The woman was silent for a moment as her thoughts drifted to the fiery trials she was facing in her own life. Honestly, she did not get it. Why would a loving God allow His children to suffer when He could so easily deliver them? In fact, why does God even allow bad things to happen to people who are seeking Him and really trying to live for Him?
The woman asked the silversmith if it was true that he had to sit in front of the fire the whole time the silver was being refined. "Oh, yes!" he replied. "I cannot take my eyes off the silver. If it is left in the furnace even a moment too long, it will be destroyed." The woman suddenly understood the beauty and comfort of Malachi 3:3, "He shall sit as a refiner and purifier of silver."

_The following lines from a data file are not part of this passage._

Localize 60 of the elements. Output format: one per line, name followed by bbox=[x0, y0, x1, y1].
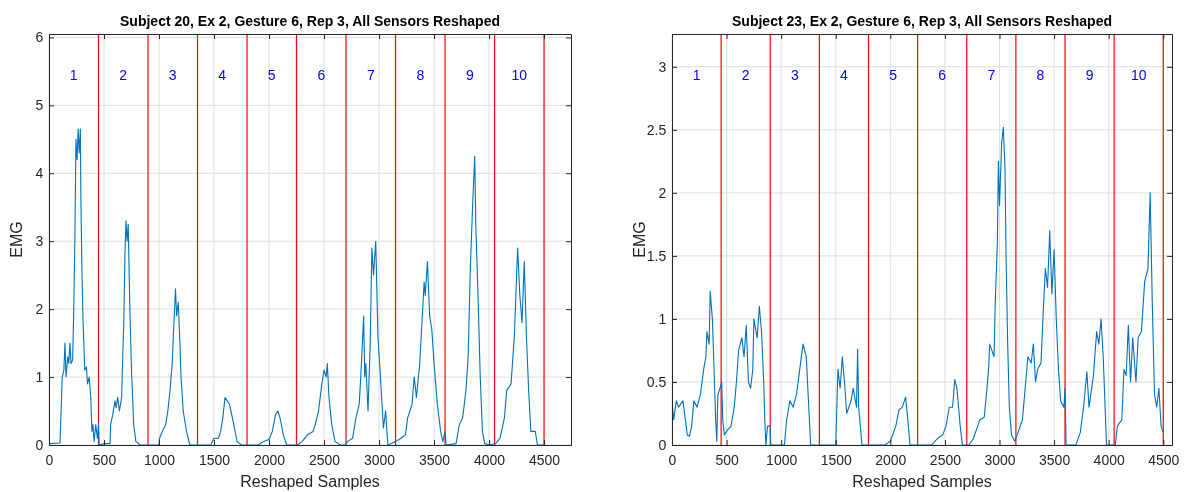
x-tick-label: 2500 bbox=[308, 451, 341, 468]
annotation: 4 bbox=[218, 66, 227, 83]
x-tick-label: 3500 bbox=[1039, 451, 1071, 468]
annotation: 8 bbox=[416, 66, 425, 83]
y-axis-title: EMG bbox=[8, 221, 25, 258]
y-tick-label: 0 bbox=[35, 436, 44, 453]
annotation: 1 bbox=[692, 66, 701, 83]
annotation: 10 bbox=[511, 66, 528, 83]
annotation: 9 bbox=[465, 66, 474, 83]
annotation: 2 bbox=[741, 66, 750, 83]
y-tick-label: 1.5 bbox=[646, 247, 667, 264]
y-tick-label: 1 bbox=[658, 310, 667, 327]
annotation: 1 bbox=[69, 66, 78, 83]
annotation: 6 bbox=[938, 66, 947, 83]
annotation: 3 bbox=[790, 66, 799, 83]
annotation: 7 bbox=[987, 66, 996, 83]
x-tick-label: 500 bbox=[92, 451, 117, 468]
line-series bbox=[672, 126, 1164, 445]
annotation: 9 bbox=[1085, 66, 1094, 83]
annotation: 2 bbox=[119, 66, 128, 83]
x-tick-label: 2500 bbox=[929, 451, 962, 468]
x-tick-label: 1500 bbox=[820, 451, 853, 468]
x-tick-label: 2000 bbox=[253, 451, 286, 468]
annotation: 7 bbox=[366, 66, 375, 83]
y-axis-title: EMG bbox=[631, 221, 648, 258]
y-tick-label: 3 bbox=[658, 58, 667, 75]
y-tick-label: 0.5 bbox=[646, 373, 667, 390]
annotation: 6 bbox=[317, 66, 326, 83]
x-tick-label: 2000 bbox=[875, 451, 907, 468]
x-tick-label: 3000 bbox=[984, 451, 1016, 468]
y-tick-label: 2.5 bbox=[646, 121, 667, 138]
y-tick-label: 2 bbox=[658, 184, 667, 201]
annotation: 4 bbox=[840, 66, 849, 83]
x-tick-label: 3000 bbox=[363, 451, 396, 468]
x-tick-label: 4000 bbox=[1093, 451, 1125, 468]
x-tick-label: 4500 bbox=[1148, 451, 1180, 468]
x-axis-title: Reshaped Samples bbox=[240, 473, 380, 490]
chart-title: Subject 23, Ex 2, Gesture 6, Rep 3, All Sensors Reshaped bbox=[732, 13, 1112, 29]
x-tick-label: 500 bbox=[715, 451, 739, 468]
x-tick-label: 1500 bbox=[198, 451, 231, 468]
annotation: 3 bbox=[168, 66, 177, 83]
chart-title: Subject 20, Ex 2, Gesture 6, Rep 3, All Sensors Reshaped bbox=[120, 13, 500, 29]
y-tick-label: 3 bbox=[35, 233, 44, 250]
x-tick-label: 4500 bbox=[528, 451, 561, 468]
annotation: 8 bbox=[1036, 66, 1045, 83]
x-axis-title: Reshaped Samples bbox=[852, 473, 992, 490]
annotation: 10 bbox=[1130, 66, 1147, 83]
y-tick-label: 6 bbox=[35, 29, 44, 46]
annotation: 5 bbox=[267, 66, 276, 83]
annotation: 5 bbox=[889, 66, 898, 83]
y-tick-label: 2 bbox=[35, 301, 44, 318]
x-tick-label: 3500 bbox=[418, 451, 451, 468]
x-tick-label: 1000 bbox=[143, 451, 176, 468]
x-tick-label: 4000 bbox=[473, 451, 506, 468]
y-tick-label: 5 bbox=[35, 97, 44, 114]
line-series bbox=[49, 128, 545, 445]
x-tick-label: 1000 bbox=[766, 451, 798, 468]
y-tick-label: 0 bbox=[658, 436, 667, 453]
y-tick-label: 1 bbox=[35, 369, 44, 386]
y-tick-label: 4 bbox=[35, 165, 44, 182]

Yes, there are times when it seems as if we will be swallowed whole by the fires of Hell itself. The pain seems too hard to bear. The fear is paralyzing. The doubt is overwhelming and questions flood our heart and mind.
Is God really who He says He is?
Will He really do what He says He will do?
Will He really keep His promises?
Our trials are not random persecutions. Heaven is not in a panic and where we are and what we are going through is no surprise to God. We may be knocked down and kicked around by life, but if we have a personal relationship with Jesus Christ, we will not be destroyed.
Our lives are filled with excess baggage and waste - a cherished sin we refuse to relinquish or an addiction to which we are enslaved. What about the emotional garbage that weighs us down or our unforgiving spirit that holds us prisoner? Fiery trials come to burn away the guilt of sin and then purify our heart. From those ashes of freedom, the Father then creates a work of beauty.
I believe the words I just wrote. I know and accept the truth that trials and hard times make me stronger and strengthen my faith, but there are times when I want it all to stop. I find myself asking, "How much is enough, Lord? How many trials do I have to endure? When will the pain and trouble end?"
"How do you know when the silver is fully refined?" the woman asked. The silversmith smiled and answered, "Oh, that's easy. The refining process is complete when I can see my image reflected in the silver."
God is not committed to our comfort. He is committed to our character. Only God can exchange the ashes of our sin for the beauty of His forgiveness and grace. God alone can replace our despair with His peace that passes all understanding. Hope can only be found in Him. Our purpose in life is to know and become more like Jesus ... and act just like our Father.
One of my first thoughts was about how much I love the analogy of refining silver. How neat that you can only refine the silver in the hottest of heat? How neat that the craftsman never takes his eye off the silver? How neat that he knows the silver is completely refined once he can see his reflection in it? Wow, holy cow, I mean, that gave me the chills.
I then wondered how many awesome analogies I miss in the Bible.
My next thought then went to the heaviness in my heart that I have right now for some that are in the deep heat of the refining process. I think about an awesome couple who have returned home from adopting 2 precious little boys from Ethiopia. Momma has gotten sick and has been hospitalized for a few days with dehydration. I think man, could they not have just been able to come home, exhausted and in such a huge transition and not had to deal with this? Gheesh. Pray for them. You can read more about them at http://themummerts.wordpress.com/. Then I think about a dear dear friend who has 3 children, one who is special needs, and she is now concerned about her sweet baby girl being delayed as well. You can read more about her at http://wanibug.blogspot.com/. My heart is heavy for this folks...extremely.
I would ask that anyone who reads this would please pray for the families I've mentioned. They are heavy on my heart and I know would appreciate the prayers.
We're all in the refining process. Boy does it look different for each of us? In the deep deep heat, is when we are refined...and once we've been refined just right, Christ sees himself in us. That's pretty cool...beyond cool.
Malachi 3:3, "He will sit as a refiner and purifier of silver." Knowing He's watching and never leaves during our refinement, to me, is an amazing picture of love, commitment and dedication.